Ich muss nicht befürchten, dass das Kind gleich Schaden nimmt, wenn ich Mist baue – zumindest, wenn ich meinem Sohn nicht erlaube, mit der Scherenspi­tze in der Steckdose herumzufuh­rwerken. Laut Althaus bereiten perfekte Eltern ihre Kinder schlecht auf die Welt vor, die wiederum nicht perfekt ist.

Ich freue mich über Althaus’ Ausführung­en. Doch ich habe die Rechnung ohne mein Gehirn gemacht: Was ist, wenn ich mich aber dennoch perfekt verhalte, weil gerade alles wie am Schnürchen läuft?
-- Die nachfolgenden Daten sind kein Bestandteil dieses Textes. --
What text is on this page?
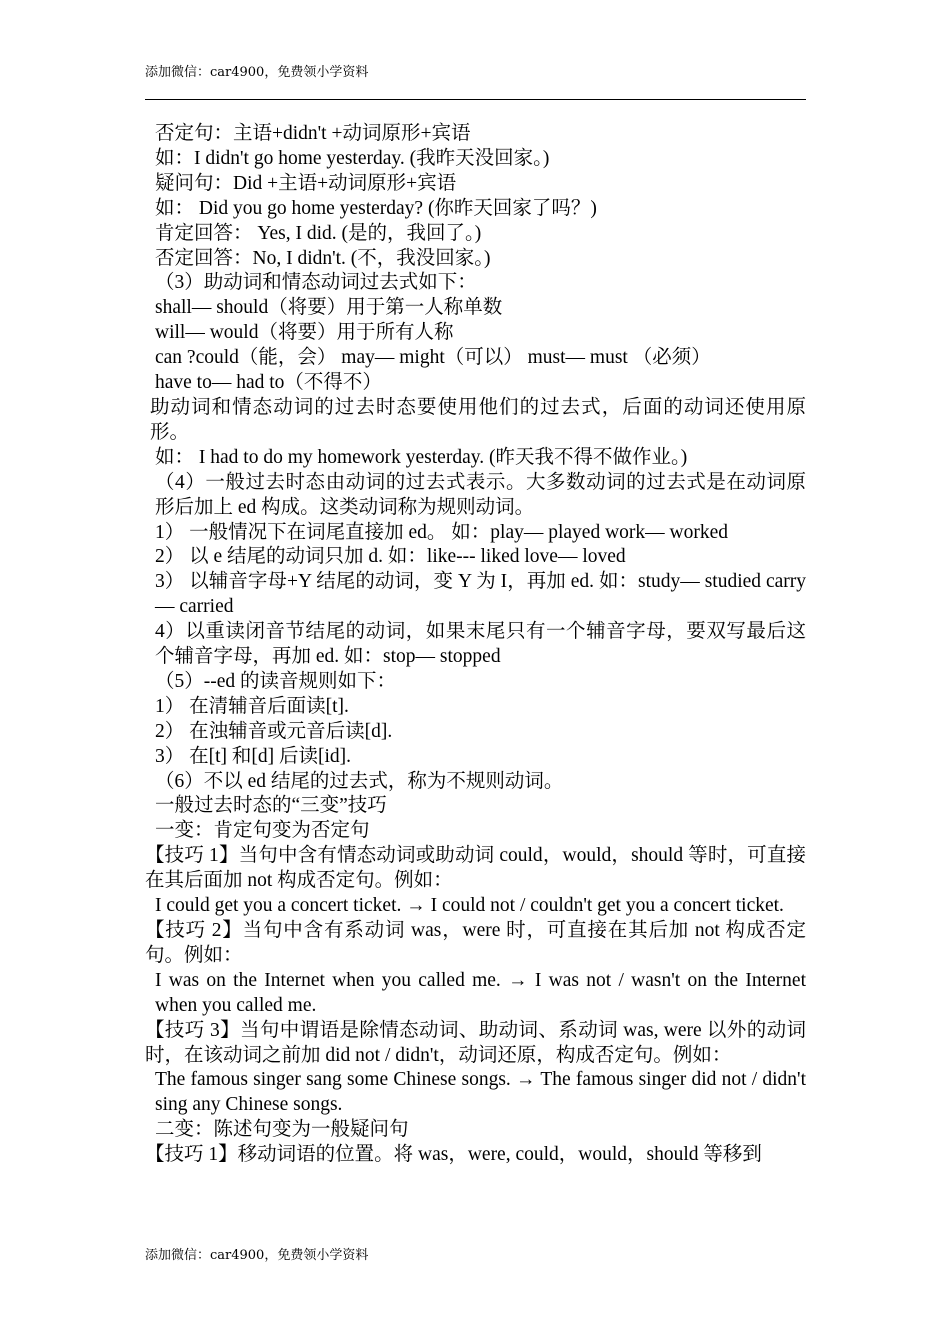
添加微信：car4900，免费领小学资料
否定句：主语+didn't +动词原形+宾语
如：I didn't go home yesterday. (我昨天没回家。)
疑问句：Did +主语+动词原形+宾语
如： Did you go home yesterday? (你昨天回家了吗？)
肯定回答： Yes, I did. (是的，我回了。)
否定回答：No, I didn't. (不，我没回家。)
（3）助动词和情态动词过去式如下：
shall— should（将要）用于第一人称单数
will— would（将要）用于所有人称
can ?could（能，会） may— might（可以） must— must （必须）
have to— had to（不得不）
助动词和情态动词的过去时态要使用他们的过去式，后面的动词还使用原形。
如： I had to do my homework yesterday. (昨天我不得不做作业。)
（4）一般过去时态由动词的过去式表示。大多数动词的过去式是在动词原形后加上 ed 构成。这类动词称为规则动词。
1） 一般情况下在词尾直接加 ed。 如：play— played work— worked
2） 以 e 结尾的动词只加 d. 如：like--- liked love— loved
3） 以辅音字母+Y 结尾的动词，变 Y 为 I，再加 ed. 如：study— studied carry— carried
4）以重读闭音节结尾的动词，如果末尾只有一个辅音字母，要双写最后这个辅音字母，再加 ed. 如：stop— stopped
（5）--ed 的读音规则如下：
1） 在清辅音后面读[t].
2） 在浊辅音或元音后读[d].
3） 在[t] 和[d] 后读[id].
（6）不以 ed 结尾的过去式，称为不规则动词。
一般过去时态的“三变”技巧
一变：肯定句变为否定句
【技巧 1】当句中含有情态动词或助动词 could，would，should 等时，可直接在其后面加 not 构成否定句。例如：
I could get you a concert ticket. → I could not / couldn't get you a concert ticket.
【技巧 2】当句中含有系动词 was，were 时，可直接在其后加 not 构成否定句。例如：
I was on the Internet when you called me. → I was not / wasn't on the Internet when you called me.
【技巧 3】当句中谓语是除情态动词、助动词、系动词 was, were 以外的动词时，在该动词之前加 did not / didn't，动词还原，构成否定句。例如：
The famous singer sang some Chinese songs. → The famous singer did not / didn't sing any Chinese songs.
二变：陈述句变为一般疑问句
【技巧 1】移动词语的位置。将 was，were, could，would，should 等移到
添加微信：car4900，免费领小学资料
Ist das dann in der Konsequenz unperfekt, weil ich ja genau das Gegenteil von dem erziele, was ich möchte? Mein Hirn rattert weiter: Wenn unperfekt zu sein bedeutet, dass ich mein Kind richtig auf das Leben vorbereite, dann ist unperfekt das neue perfekt. Gar nicht so leicht …

Vielleicht sollte ich mir das nächste Mal den neuen Krimi mit Kluftinger ausleihen. Der ist auch so herrlich unperfekt.

Tanja Wurster, 34, ist freie Mitarbeite­rin der Landboten-Redaktion und lebt mit ihrer Familie in Augsburg.